Recently, Lawrence Heim – himself the author of the book “Killing Sustainability” – sent me this 17-page essay on “greenwishing.” It’s written by Duncan Austin – a former investment manager at a large sustainable investment firm – and traces the rise in investor & consumer interest in sustainability. While it seems like that might be a good thing, Duncan opines that pushing sustainability as a cost-free endeavor – or a half-baked profit-driver – is hurting the cause. Of course, here’s the current problem with trying to do it any other way:
Today, companies can only pursue sustainable behaviors that are profitable. This rules out many sustainability actions that corporations are uniquely positioned to offer–and used to provide–though certain initiatives can make the grade as long-term investments, with characteristic extended payback periods. Yet, corporate pronouncements of such long-term investment plans are precisely the klaxon calls that bring activist investors running to restore short-term profit-maximizing order.
So here we have some evidence that deep down, even the most ardent proponents of sustainability reporting know that those metrics are always going to be “second class” compared to financial figures (even though financials don’t reflect external costs). In other words, reporting on sustainability metrics isn’t the answer.
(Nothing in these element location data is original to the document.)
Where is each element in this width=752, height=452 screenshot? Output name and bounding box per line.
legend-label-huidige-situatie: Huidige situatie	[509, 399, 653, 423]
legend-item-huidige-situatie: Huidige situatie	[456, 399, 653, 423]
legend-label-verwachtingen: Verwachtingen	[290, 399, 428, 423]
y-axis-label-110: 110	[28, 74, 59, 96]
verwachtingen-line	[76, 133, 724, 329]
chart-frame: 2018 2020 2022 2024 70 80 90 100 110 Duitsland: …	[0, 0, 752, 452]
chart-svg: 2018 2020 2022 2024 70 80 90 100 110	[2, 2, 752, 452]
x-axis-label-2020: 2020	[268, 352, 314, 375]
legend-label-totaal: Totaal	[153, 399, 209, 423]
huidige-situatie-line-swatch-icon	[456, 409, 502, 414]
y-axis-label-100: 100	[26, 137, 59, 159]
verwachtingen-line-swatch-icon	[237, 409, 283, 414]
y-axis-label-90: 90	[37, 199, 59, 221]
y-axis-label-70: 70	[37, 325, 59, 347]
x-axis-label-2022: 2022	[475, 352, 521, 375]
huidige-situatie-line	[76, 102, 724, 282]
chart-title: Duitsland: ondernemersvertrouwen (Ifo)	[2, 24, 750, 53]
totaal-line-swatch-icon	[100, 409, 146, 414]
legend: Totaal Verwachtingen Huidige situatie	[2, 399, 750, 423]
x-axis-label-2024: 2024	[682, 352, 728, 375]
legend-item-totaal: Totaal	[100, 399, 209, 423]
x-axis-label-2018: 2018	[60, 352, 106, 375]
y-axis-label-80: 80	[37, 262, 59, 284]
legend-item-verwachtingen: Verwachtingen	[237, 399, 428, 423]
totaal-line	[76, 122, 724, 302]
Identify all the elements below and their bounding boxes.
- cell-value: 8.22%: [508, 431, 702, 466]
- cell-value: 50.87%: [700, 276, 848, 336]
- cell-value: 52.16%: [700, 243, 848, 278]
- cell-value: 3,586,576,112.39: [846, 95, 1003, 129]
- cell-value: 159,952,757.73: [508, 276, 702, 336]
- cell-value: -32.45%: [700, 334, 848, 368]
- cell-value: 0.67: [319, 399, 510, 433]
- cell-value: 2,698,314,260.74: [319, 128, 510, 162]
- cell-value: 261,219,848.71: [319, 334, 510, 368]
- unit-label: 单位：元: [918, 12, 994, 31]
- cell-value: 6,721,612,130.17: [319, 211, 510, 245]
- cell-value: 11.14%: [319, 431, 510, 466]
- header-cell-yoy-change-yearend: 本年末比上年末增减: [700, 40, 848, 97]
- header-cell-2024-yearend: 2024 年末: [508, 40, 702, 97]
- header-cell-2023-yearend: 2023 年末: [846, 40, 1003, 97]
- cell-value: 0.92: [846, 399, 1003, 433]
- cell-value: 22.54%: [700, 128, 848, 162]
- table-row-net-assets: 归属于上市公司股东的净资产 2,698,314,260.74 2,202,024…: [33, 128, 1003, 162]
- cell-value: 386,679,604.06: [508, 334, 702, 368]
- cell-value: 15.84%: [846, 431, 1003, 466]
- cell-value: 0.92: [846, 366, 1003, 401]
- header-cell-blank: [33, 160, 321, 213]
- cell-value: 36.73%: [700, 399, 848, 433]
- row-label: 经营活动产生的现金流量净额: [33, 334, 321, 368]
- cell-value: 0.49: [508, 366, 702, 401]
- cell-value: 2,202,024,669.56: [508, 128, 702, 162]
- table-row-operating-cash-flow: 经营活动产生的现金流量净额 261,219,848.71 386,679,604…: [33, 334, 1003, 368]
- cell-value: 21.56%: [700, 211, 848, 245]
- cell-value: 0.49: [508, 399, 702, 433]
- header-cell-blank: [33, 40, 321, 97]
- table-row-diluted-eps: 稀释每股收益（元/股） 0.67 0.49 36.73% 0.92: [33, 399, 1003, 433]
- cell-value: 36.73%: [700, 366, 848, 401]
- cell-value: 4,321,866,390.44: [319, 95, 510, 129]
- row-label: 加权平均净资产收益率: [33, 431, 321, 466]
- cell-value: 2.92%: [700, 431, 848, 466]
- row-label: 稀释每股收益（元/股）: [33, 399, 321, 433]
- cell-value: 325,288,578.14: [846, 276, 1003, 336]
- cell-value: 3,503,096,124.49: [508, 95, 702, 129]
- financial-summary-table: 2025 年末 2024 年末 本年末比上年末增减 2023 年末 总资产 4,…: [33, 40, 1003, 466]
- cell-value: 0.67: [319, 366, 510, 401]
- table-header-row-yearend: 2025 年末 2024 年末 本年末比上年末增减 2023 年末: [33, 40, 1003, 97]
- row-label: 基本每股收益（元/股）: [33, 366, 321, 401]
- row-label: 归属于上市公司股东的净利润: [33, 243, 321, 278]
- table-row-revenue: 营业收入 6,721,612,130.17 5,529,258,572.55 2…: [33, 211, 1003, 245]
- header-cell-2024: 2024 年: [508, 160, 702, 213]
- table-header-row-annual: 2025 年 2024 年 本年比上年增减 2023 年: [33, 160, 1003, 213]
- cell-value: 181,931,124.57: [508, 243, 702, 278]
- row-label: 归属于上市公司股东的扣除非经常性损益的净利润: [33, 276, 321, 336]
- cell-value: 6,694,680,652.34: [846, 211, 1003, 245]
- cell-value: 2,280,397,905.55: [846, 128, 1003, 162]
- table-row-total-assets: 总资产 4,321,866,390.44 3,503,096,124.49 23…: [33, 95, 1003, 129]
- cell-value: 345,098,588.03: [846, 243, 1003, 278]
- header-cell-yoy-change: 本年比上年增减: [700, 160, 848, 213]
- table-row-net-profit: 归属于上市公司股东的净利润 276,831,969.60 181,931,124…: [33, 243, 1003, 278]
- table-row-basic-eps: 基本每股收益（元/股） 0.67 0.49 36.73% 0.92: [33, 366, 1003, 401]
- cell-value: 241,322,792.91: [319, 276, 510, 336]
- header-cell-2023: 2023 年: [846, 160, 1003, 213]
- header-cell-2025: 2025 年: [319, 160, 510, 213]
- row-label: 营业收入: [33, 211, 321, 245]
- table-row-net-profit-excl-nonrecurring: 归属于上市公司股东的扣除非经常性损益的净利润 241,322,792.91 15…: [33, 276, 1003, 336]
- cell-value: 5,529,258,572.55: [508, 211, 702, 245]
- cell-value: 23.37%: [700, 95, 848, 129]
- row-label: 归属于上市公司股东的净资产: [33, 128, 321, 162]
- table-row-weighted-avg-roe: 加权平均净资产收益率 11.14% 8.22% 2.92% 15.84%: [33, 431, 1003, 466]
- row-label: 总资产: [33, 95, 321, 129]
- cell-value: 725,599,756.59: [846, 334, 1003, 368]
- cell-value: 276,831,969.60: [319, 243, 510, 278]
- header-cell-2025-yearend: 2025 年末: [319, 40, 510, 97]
Duncan calls on people in the sustainable business community to take a more collaborative approach – e.g. by prodding their companies to disclose political contributions, not lobbying against environmental protection policies and adding disclosure – but not the type we’ve been focused on:
The disclosure now required is not more detail about a company’s own greenhouse gas emissions or water use, but rather what companies publicly stand for regarding the changes in rules and prices needed for a more sustainable world–and what, exactly, they are doing about it. This is the critical question we must now ask our portfolio managers and corporations.
It’s an interesting idea and aligns with the BRT’s recent statements. A few companies are even forming “public policy” board committees . Investors & lawmakers will probably have to take up the mantle on this before directors would do anything drastic…but some companies might actually benefit from supporting legislation that “levels the playing field.”